Myths About Private Limited Company
India has 126 unregistered business for every one registered business, as majority of businesses operate as proprietorships or partnership firms. Despite the introduction of new business entities like Limited Liability Partnership and One Person Company, the adoption of corporate entities is slow among the Indian Entrepreneurs. Popular notion and myths about maintenance of a corporate entity in India drive many Entrepreneurs to start their venture as a Proprietorship or Partnership and later convert into a Private Limited Company. In this article, we address some of the popular myths about a Private Limited Company.
Myth #1: Private limited company is costly
Incorporation of a Private Limited Company used to be a costly affair a few years ago – when professionals used to charge nearly Rs.50,000 for the incorporation of a Private Limited Company. Now with the advent of the internet and a competitive eco-system, Private Limited Company can be incorporated for as low as Rs.12000 through www.complianceindia.co.in..
Further, Entrepreneurs who wish to start a small business can even register a Limited Liability Partnership (LLP). The all inclusive cost for LLP Registration is just Rs.8000 through www.complianceindia.co.in. LLP would afford limited liability protection, transferability and a separate legal entity for the business – features not available for a proprietorship or partnership firm.

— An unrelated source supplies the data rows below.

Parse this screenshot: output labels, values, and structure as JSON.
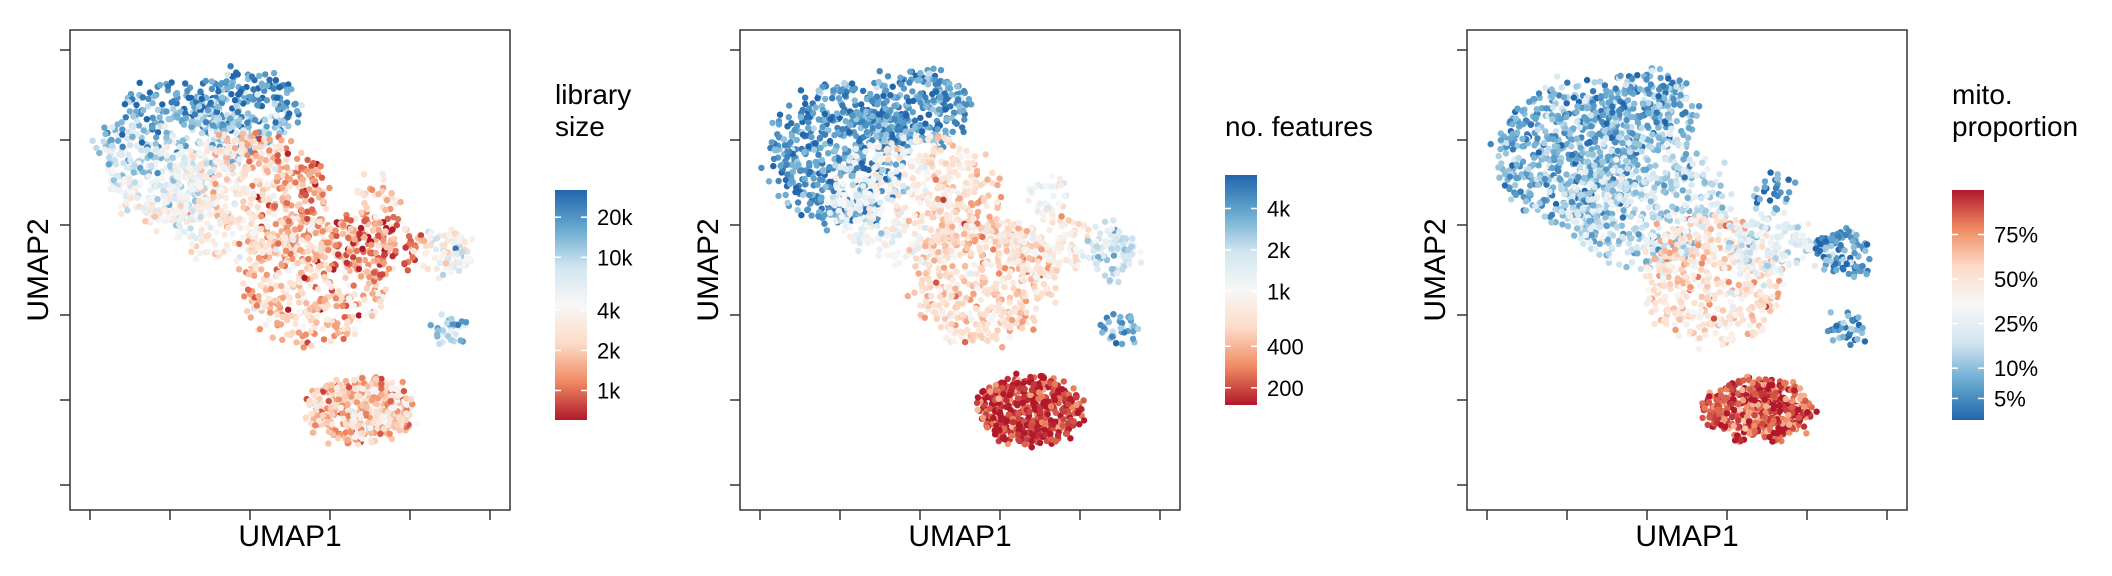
{
  "chart_data": [
    {
      "type": "scatter",
      "xlabel": "UMAP1",
      "ylabel": "UMAP2",
      "legend": {
        "title_lines": [
          "library",
          "size"
        ],
        "scale": "log",
        "range": [
          600,
          32000
        ],
        "ticks": [
          {
            "value": 20000,
            "label": "20k"
          },
          {
            "value": 10000,
            "label": "10k"
          },
          {
            "value": 4000,
            "label": "4k"
          },
          {
            "value": 2000,
            "label": "2k"
          },
          {
            "value": 1000,
            "label": "1k"
          }
        ],
        "colors": [
          "#b2182b",
          "#ef8a62",
          "#fddbc7",
          "#f7f7f7",
          "#d1e5f0",
          "#67a9cf",
          "#2166ac"
        ],
        "placement": "right"
      },
      "point_color_trend": "high (blue) in upper-left clusters, low (red) in central and lower-right clusters"
    },
    {
      "type": "scatter",
      "xlabel": "UMAP1",
      "ylabel": "UMAP2",
      "legend": {
        "title_lines": [
          "no. features"
        ],
        "scale": "log",
        "range": [
          150,
          7000
        ],
        "ticks": [
          {
            "value": 4000,
            "label": "4k"
          },
          {
            "value": 2000,
            "label": "2k"
          },
          {
            "value": 1000,
            "label": "1k"
          },
          {
            "value": 400,
            "label": "400"
          },
          {
            "value": 200,
            "label": "200"
          }
        ],
        "colors": [
          "#b2182b",
          "#ef8a62",
          "#fddbc7",
          "#f7f7f7",
          "#d1e5f0",
          "#67a9cf",
          "#2166ac"
        ],
        "placement": "right"
      },
      "point_color_trend": "high (blue) in upper-left clusters, very low (dark red) in the lower-right cluster"
    },
    {
      "type": "scatter",
      "xlabel": "UMAP1",
      "ylabel": "UMAP2",
      "legend": {
        "title_lines": [
          "mito.",
          "proportion"
        ],
        "scale": "logit",
        "range": [
          0.03,
          0.9
        ],
        "ticks": [
          {
            "value": 0.75,
            "label": "75%"
          },
          {
            "value": 0.5,
            "label": "50%"
          },
          {
            "value": 0.25,
            "label": "25%"
          },
          {
            "value": 0.1,
            "label": "10%"
          },
          {
            "value": 0.05,
            "label": "5%"
          }
        ],
        "colors": [
          "#2166ac",
          "#67a9cf",
          "#d1e5f0",
          "#f7f7f7",
          "#fddbc7",
          "#ef8a62",
          "#b2182b"
        ],
        "placement": "right"
      },
      "point_color_trend": "low (blue) in upper clusters and right islands, high (dark red) in the lower-right cluster"
    }
  ]
}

Myth #2: Shareholders meetings must be conducted often
An Annual General Meeting must be conducted by all Private Limited Companies and Board Meetings may be required, if special resolutions are to be passed. However, conducting an Annual General Meeting or Board Meeting is neither a formal or time consuming affair. Meetings relating to maintaining legal compliance of a Private Limited Company can be quickly conducted in a matter of minutes during the course of everyday business, without any extra effort. Therefore, conducting of annual general meeting or board meetings must never be a factor that prevents an Entrepreneur from choosing to start a private limited company for doing business.
Myth #3: Proprietorship and Partnership have lower tax rate
Partnership firms, Limited Liability Partnership, One Person Company, Private Limited Company and Limited Company are subject to the same income tax rate of 30% in India. Therefore, there is no benefit in incorporating a Partnership as apposed to a LLP or Private Limited for reducing tax liability.

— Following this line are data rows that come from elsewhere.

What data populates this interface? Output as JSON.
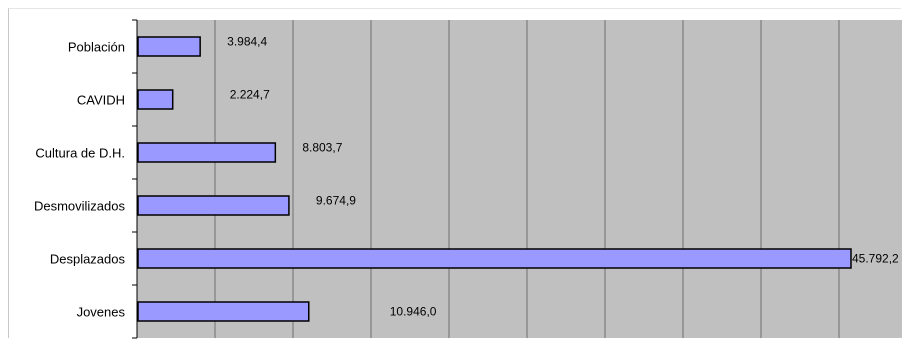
{
  "chart_data": {
    "type": "bar",
    "orientation": "horizontal",
    "categories": [
      "Población",
      "CAVIDH",
      "Cultura de D.H.",
      "Desmovilizados",
      "Desplazados",
      "Jovenes"
    ],
    "values": [
      3984.4,
      2224.7,
      8803.7,
      9674.9,
      45792.2,
      10946.0
    ],
    "data_labels": [
      "3.984,4",
      "2.224,7",
      "8.803,7",
      "9.674,9",
      "45.792,2",
      "10.946,0"
    ],
    "xlim": [
      0,
      45000
    ],
    "grid": true,
    "colors": {
      "bar": "#9999ff",
      "bar_border": "#000000",
      "plot_background": "#c0c0c0",
      "gridline": "#707070"
    }
  }
}
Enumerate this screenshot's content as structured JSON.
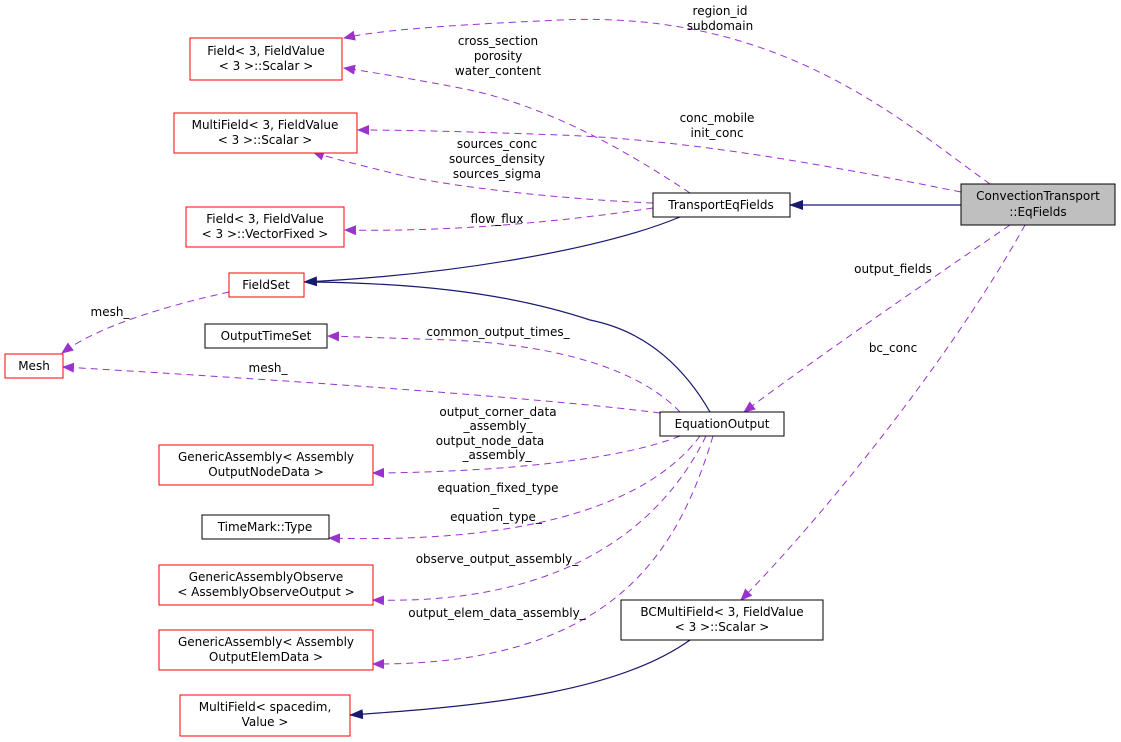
{
  "colors": {
    "usage_edge": "#9a32cd",
    "inheritance_edge": "#191970",
    "incomplete_node_border": "#ff0000",
    "node_border": "#000000",
    "focus_node_fill": "#bfbfbf"
  },
  "nodes": {
    "field_scalar": [
      "Field< 3, FieldValue",
      "< 3 >::Scalar >"
    ],
    "multifield_scalar": [
      "MultiField< 3, FieldValue",
      "< 3 >::Scalar >"
    ],
    "field_vector": [
      "Field< 3, FieldValue",
      "< 3 >::VectorFixed >"
    ],
    "fieldset": [
      "FieldSet"
    ],
    "mesh": [
      "Mesh"
    ],
    "output_time_set": [
      "OutputTimeSet"
    ],
    "ga_node": [
      "GenericAssembly< Assembly",
      "OutputNodeData >"
    ],
    "timemark": [
      "TimeMark::Type"
    ],
    "ga_observe": [
      "GenericAssemblyObserve",
      "< AssemblyObserveOutput >"
    ],
    "ga_elem": [
      "GenericAssembly< Assembly",
      "OutputElemData >"
    ],
    "multifield_spacedim": [
      "MultiField< spacedim,",
      "Value >"
    ],
    "transport_eq_fields": [
      "TransportEqFields"
    ],
    "equation_output": [
      "EquationOutput"
    ],
    "bc_multifield": [
      "BCMultiField< 3, FieldValue",
      "< 3 >::Scalar >"
    ],
    "eq_fields": [
      "ConvectionTransport",
      "::EqFields"
    ]
  },
  "edge_labels": {
    "region": [
      "region_id",
      "subdomain"
    ],
    "cross": [
      "cross_section",
      "porosity",
      "water_content"
    ],
    "conc": [
      "conc_mobile",
      "init_conc"
    ],
    "sources": [
      "sources_conc",
      "sources_density",
      "sources_sigma"
    ],
    "flow_flux": [
      "flow_flux"
    ],
    "mesh_fieldset": [
      "mesh_"
    ],
    "common_output": [
      "common_output_times_"
    ],
    "mesh_eo": [
      "mesh_"
    ],
    "corner_node": [
      "output_corner_data",
      "_assembly_",
      "output_node_data",
      "_assembly_"
    ],
    "eq_type": [
      "equation_fixed_type",
      "_",
      "equation_type_"
    ],
    "observe": [
      "observe_output_assembly_"
    ],
    "elem": [
      "output_elem_data_assembly_"
    ],
    "output_fields": [
      "output_fields"
    ],
    "bc_conc": [
      "bc_conc"
    ]
  }
}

Proprietorship’s are taxed similar to individuals in India. Therefore, income tax is based on the slab of income. Usually income of 2.5 lakhs to 5 lakhs is taxed at 10%, 5 lakhs to 10 lakhs is taxed at 20% and any amount over 10 lakhs is taxed at 30%. Therefore, for many small and medium sized businesses, the savings on income tax would be negligible – considering the benefits lost due to incorporation of a Proprietorship.

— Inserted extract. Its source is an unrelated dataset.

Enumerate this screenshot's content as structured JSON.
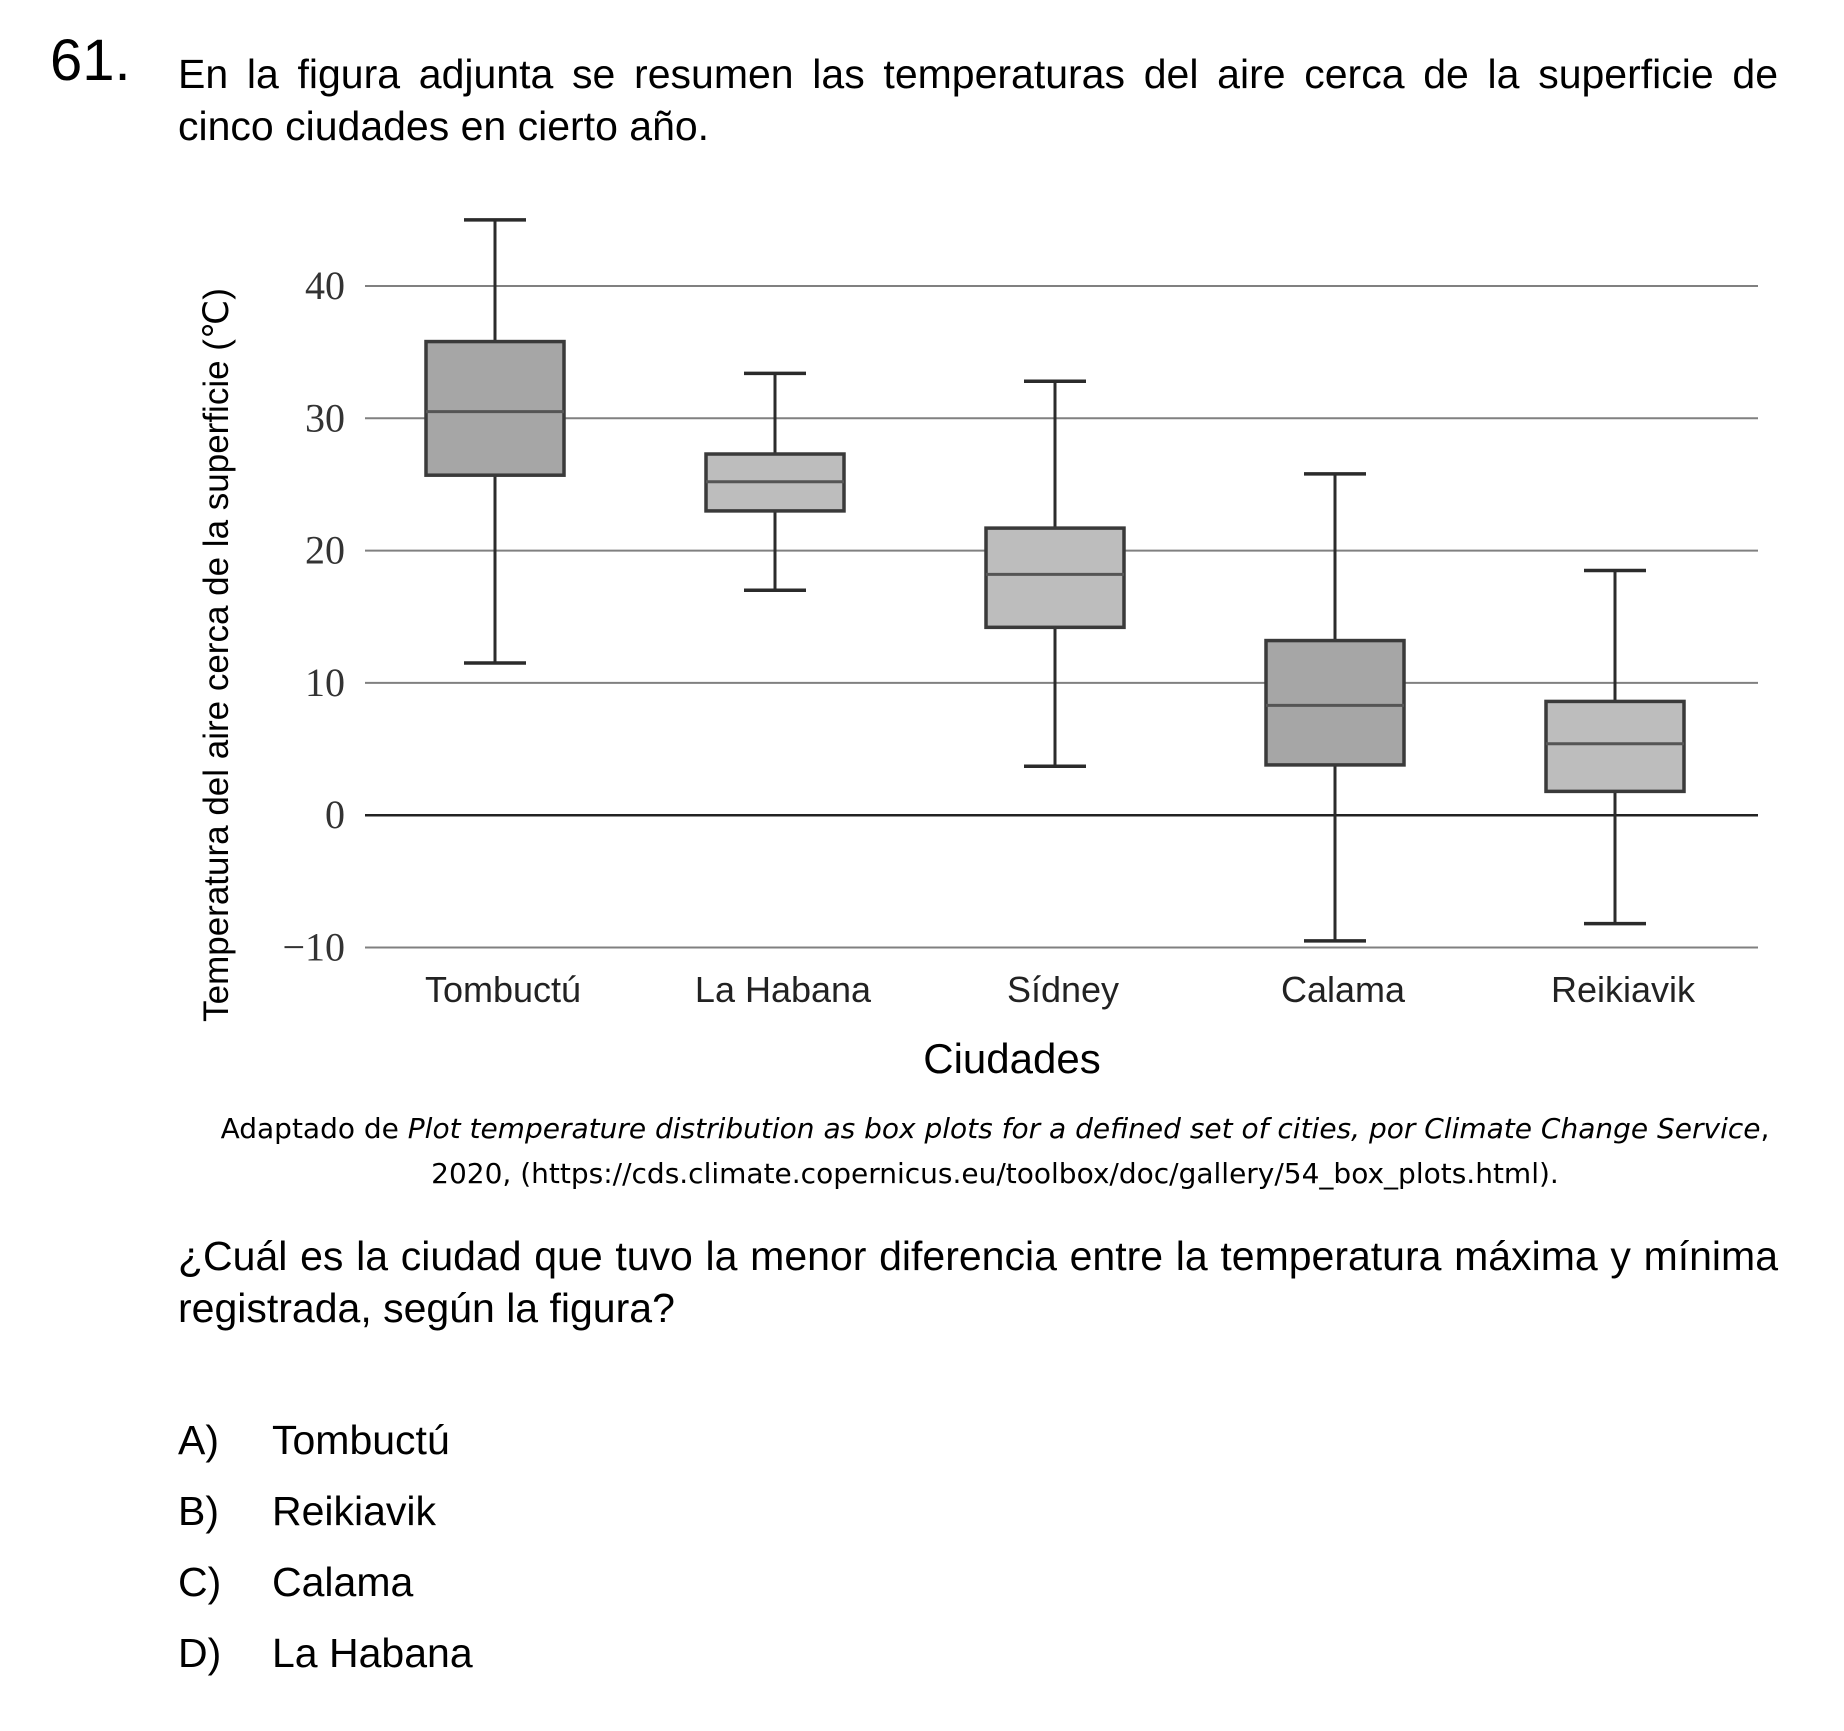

Myth# 4: Proprietorship and Partnership do not need audit
Proprietorship and Partnership firms are also required to furnish audit reports, if certain criteria’s are met. Proprietorship’s and Partnership firms are required to file tax audit report if the annual turnover exceeds Rs.1 crore or the proprietorship doesn’t achieve a profit of 8% during the financial year. Private limited company on the other hand is required to have its financial statements audited each financial year, irrespective of sales turnover or profitability.